Mucho homenaje y no tanta magia
No hay que confiar en los trailers: cualquiera que haya visto el avance de esta película podría pensar que se trata de un entretenimiento familiar, orientado especialmente a niños, repleto de aventuras, fantasía y escenas de acción. Pero esas presunciones no serían acertadas; lejos de ser recomendable para pequeños, -o al menos niños habituados, para bien o para mal, a la estructura dominante de entretenimiento, a escenas ágiles y dinámicas, al chiste constante y al montaje hiperfragmentado- esta película propone un elegante, estilizado y de a ratos reposado homenaje a uno de los grandes directores del cine silente.
Es el comienzo de la década del treinta, en París. La innovación del cine sonorizado no calaba hondo aún, y en las salas podían verse películas de Harold Lloyd, Charles Chaplin y Buster Keaton. Hugo es un huérfano que vive escondido entre los recovecos y las olvidadas habitaciones de una estación de trenes. Y en su refugio guarda un tesoro, heredado de su padre: una especie de autómata metálico, hecho de complejísimos y pequeños mecanismos que él mismo ha logrado reparar, y sabe que el muñeco es la clave de un misterio, quizá hasta el vehículo para obtener un mensaje de su padre fallecido. El destino lo colocará junto al gran Georges Meliés, pionero de los efectos especiales, autor que se desempeñó en unos 500 cortos entre fines de 1890 y 1913.
La película tiene puntos a favor, muchos y muy consistentes. La selección actoral es grandiosa -últimamente Scorsese sólo trabaja con los mejores- y entre ellos se cuentan el pequeño Asa Butterfield, Jude Law, Ben Kingsley, Helen Macrory, Ray Winstone, Christopher Lee, Michael Stuhlbarg y Sacha Baron Cohen (Borat ni más ni menos).

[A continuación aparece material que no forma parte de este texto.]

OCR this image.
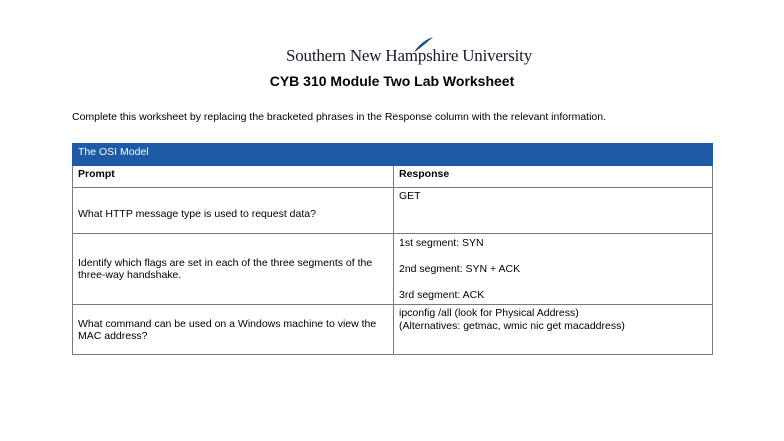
Southern New Hampshire University
CYB 310 Module Two Lab Worksheet
Complete this worksheet by replacing the bracketed phrases in the Response column with the relevant information.
The OSI Model	
Prompt	Response
What HTTP message type is used to request data?	GET

Identify which flags are set in each of the three segments of the three-way handshake.	1st segment: SYN
2nd segment: SYN + ACK
3rd segment: ACK

What command can be used on a Windows machine to view the MAC address?	ipconfig /all (look for Physical Address)
(Alternatives: getmac, wmic nic get macaddress)
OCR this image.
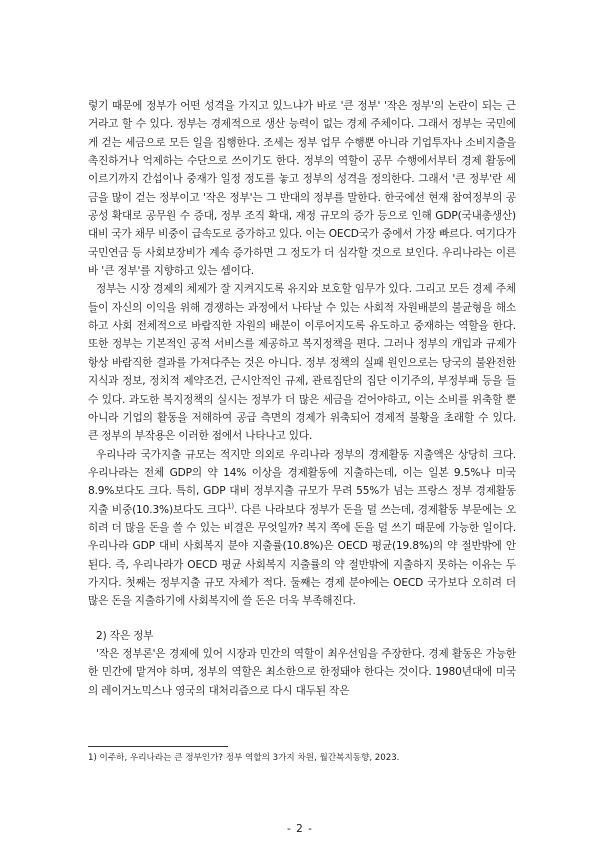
렇기 때문에 정부가 어떤 성격을 가지고 있느냐가 바로 '큰 정부' '작은 정부'의 논란이 되는 근거라고 할 수 있다. 정부는 경제적으로 생산 능력이 없는 경제 주체이다. 그래서 정부는 국민에게 걷는 세금으로 모든 일을 집행한다. 조세는 정부 업무 수행뿐 아니라 기업투자나 소비지출을 촉진하거나 억제하는 수단으로 쓰이기도 한다. 정부의 역할이 공무 수행에서부터 경제 활동에 이르기까지 간섭이나 중재가 일정 정도를 놓고 정부의 성격을 정의한다. 그래서 '큰 정부'란 세금을 많이 걷는 정부이고 '작은 정부'는 그 반대의 정부를 말한다. 한국에선 현재 참여정부의 공공성 확대로 공무원 수 증대, 정부 조직 확대, 재정 규모의 증가 등으로 인해 GDP(국내총생산) 대비 국가 채무 비중이 급속도로 증가하고 있다. 이는 OECD국가 중에서 가장 빠르다. 여기다가 국민연금 등 사회보장비가 계속 증가하면 그 정도가 더 심각할 것으로 보인다. 우리나라는 이른바 '큰 정부'를 지향하고 있는 셈이다.

정부는 시장 경제의 체제가 잘 지켜지도록 유지와 보호할 임무가 있다. 그리고 모든 경제 주체들이 자신의 이익을 위해 경쟁하는 과정에서 나타날 수 있는 사회적 자원배분의 불균형을 해소하고 사회 전체적으로 바람직한 자원의 배분이 이루어지도록 유도하고 중재하는 역할을 한다. 또한 정부는 기본적인 공적 서비스를 제공하고 복지정책을 편다. 그러나 정부의 개입과 규제가 항상 바람직한 결과를 가져다주는 것은 아니다. 정부 정책의 실패 원인으로는 당국의 불완전한 지식과 정보, 정치적 제약조건, 근시안적인 규제, 관료집단의 집단 이기주의, 부정부패 등을 들 수 있다. 과도한 복지정책의 실시는 정부가 더 많은 세금을 걷어야하고, 이는 소비를 위축할 뿐 아니라 기업의 활동을 저해하여 공급 측면의 경제가 위축되어 경제적 불황을 초래할 수 있다. 큰 정부의 부작용은 이러한 점에서 나타나고 있다.

우리나라 국가지출 규모는 적지만 의외로 우리나라 정부의 경제활동 지출액은 상당히 크다. 우리나라는 전체 GDP의 약 14% 이상을 경제활동에 지출하는데, 이는 일본 9.5%나 미국 8.9%보다도 크다. 특히, GDP 대비 정부지출 규모가 무려 55%가 넘는 프랑스 정부 경제활동 지출 비중(10.3%)보다도 크다$^{1)}$. 다른 나라보다 정부가 돈을 덜 쓰는데, 경제활동 부문에는 오히려 더 많을 돈을 쓸 수 있는 비결은 무엇일까? 복지 쪽에 돈을 덜 쓰기 때문에 가능한 일이다. 우리나라 GDP 대비 사회복지 분야 지출률(10.8%)은 OECD 평균(19.8%)의 약 절반밖에 안 된다. 즉, 우리나라가 OECD 평균 사회복지 지출률의 약 절반밖에 지출하지 못하는 이유는 두 가지다. 첫째는 정부지출 규모 자체가 적다. 둘째는 경제 분야에는 OECD 국가보다 오히려 더 많은 돈을 지출하기에 사회복지에 쓸 돈은 더욱 부족해진다.

2) 작은 정부

'작은 정부론'은 경제에 있어 시장과 민간의 역할이 최우선임을 주장한다. 경제 활동은 가능한 한 민간에 맡겨야 하며, 정부의 역할은 최소한으로 한정돼야 한다는 것이다. 1980년대에 미국의 레이거노믹스나 영국의 대처리즘으로 다시 대두된 작은

1) 이주하, 우리나라는 큰 정부인가? 정부 역할의 3가지 차원, 월간복지동향, 2023.
- 2 -
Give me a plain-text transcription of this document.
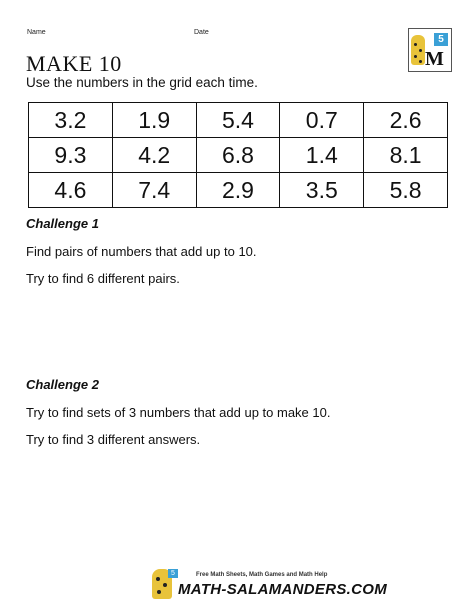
Name	Date
5
M
MAKE 10
Use the numbers in the grid each time.
3.2	1.9	5.4	0.7	2.6
9.3	4.2	6.8	1.4	8.1
4.6	7.4	2.9	3.5	5.8
Challenge 1
Find pairs of numbers that add up to 10.
Try to find 6 different pairs.
Challenge 2
Try to find sets of 3 numbers that add up to make 10.
Try to find 3 different answers.
5	Free Math Sheets, Math Games and Math Help
MATH-SALAMANDERS.COM
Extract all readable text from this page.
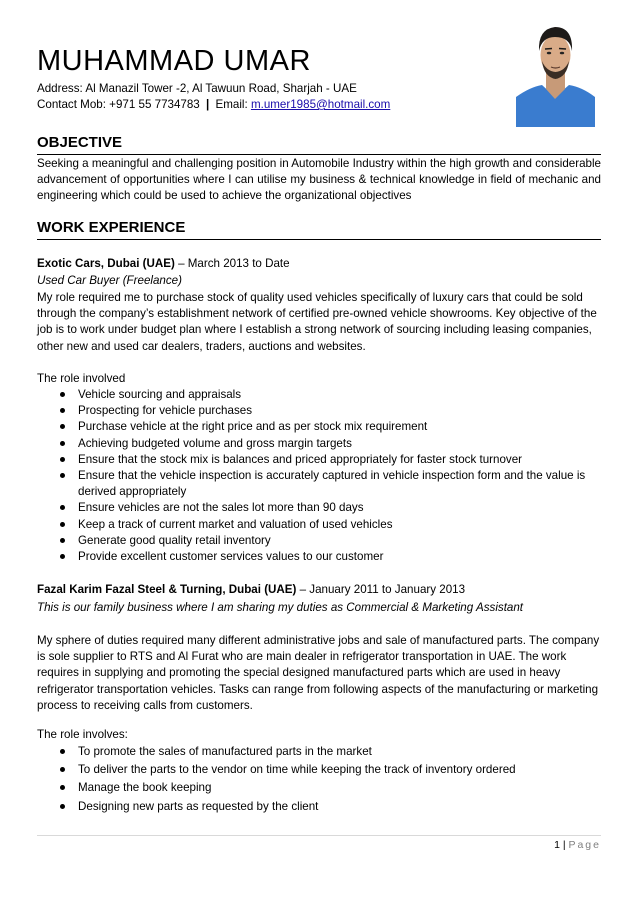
MUHAMMAD UMAR
Address: Al Manazil Tower -2, Al Tawuun Road, Sharjah - UAE
Contact Mob: +971 55 7734783 | Email: m.umer1985@hotmail.com
OBJECTIVE
Seeking a meaningful and challenging position in Automobile Industry within the high growth and considerable advancement of opportunities where I can utilise my business & technical knowledge in field of mechanic and engineering which could be used to achieve the organizational objectives
WORK EXPERIENCE
Exotic Cars, Dubai (UAE) – March 2013 to Date
Used Car Buyer (Freelance)
My role required me to purchase stock of quality used vehicles specifically of luxury cars that could be sold through the company’s establishment network of certified pre-owned vehicle showrooms. Key objective of the job is to work under budget plan where I establish a strong network of sourcing including leasing companies, other new and used car dealers, traders, auctions and websites.
The role involved
Vehicle sourcing and appraisals
Prospecting for vehicle purchases
Purchase vehicle at the right price and as per stock mix requirement
Achieving budgeted volume and gross margin targets
Ensure that the stock mix is balances and priced appropriately for faster stock turnover
Ensure that the vehicle inspection is accurately captured in vehicle inspection form and the value is derived appropriately
Ensure vehicles are not the sales lot more than 90 days
Keep a track of current market and valuation of used vehicles
Generate good quality retail inventory
Provide excellent customer services values to our customer
Fazal Karim Fazal Steel & Turning, Dubai (UAE) – January 2011 to January 2013
This is our family business where I am sharing my duties as Commercial & Marketing Assistant
My sphere of duties required many different administrative jobs and sale of manufactured parts. The company is sole supplier to RTS and Al Furat who are main dealer in refrigerator transportation in UAE. The work requires in supplying and promoting the special designed manufactured parts which are used in heavy refrigerator transportation vehicles. Tasks can range from following aspects of the manufacturing or marketing process to receiving calls from customers.
The role involves:
To promote the sales of manufactured parts in the market
To deliver the parts to the vendor on time while keeping the track of inventory ordered
Manage the book keeping
Designing new parts as requested by the client
1 | Page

La dirección artística recargada y barroca de Dante Ferreti dispone una estación de ensueños, con relojes inmensos, escaleras interminables y ventanales que redimensionan vistas citadinas. Hay memorables momentos que dan cuentas de la singular inventiva de Scorsese, como varios planos secuencia iniciales a través de la estación, una escena en que se muestra el deterioro a lo largo del tiempo de un set íntegramente vidriado, un par de estremecedoras pesadillas, y varias explicaciones de tipo documental sobre Mélies y sus métodos. Scorsese, en este pretencioso y deslumbrante homenaje, habla de la necesidad y el placer de conectar con la historia y con el pasado. De recuperar la mirada inocente, desprejuiciada, de dejarse seducir y llevar por un rico patrimonio fílmico, por esas imágenes primitivas pero innovadoras, bellas y rebosantes de creatividad.
Lo que puede ocurrir es que algunas de las expectativas, en parte alimentadas por la misma película y sus diálogos, se vean frustradas. La ominosa presencia del autómata promete un misterio, una conexión sobrenatural, una inteligencia latente y una explicación que, cuando finalmente aparece resulta insuficiente. La amiga del protagonista, inspirada en los clásicos de Stevenson, Julio Verne y Dickens, espera entusiasmada una “aventura” que finalmente queda trunca, con alguna escena de persecución forzada como para cumplir con la cuota de dinamismo necesaria. La invención de Hugo Cabret es una película irregular, bellísima pero arrítmica, imponente pero algo tramposa, sincera pero un poco machacante en cuanto a lo que verbaliza acerca de la magia, los sueños, la maravilla de ir al cine y todos esos rollos. Esto último, en todo caso, si es algo que se siente no es necesario que sea explicitado.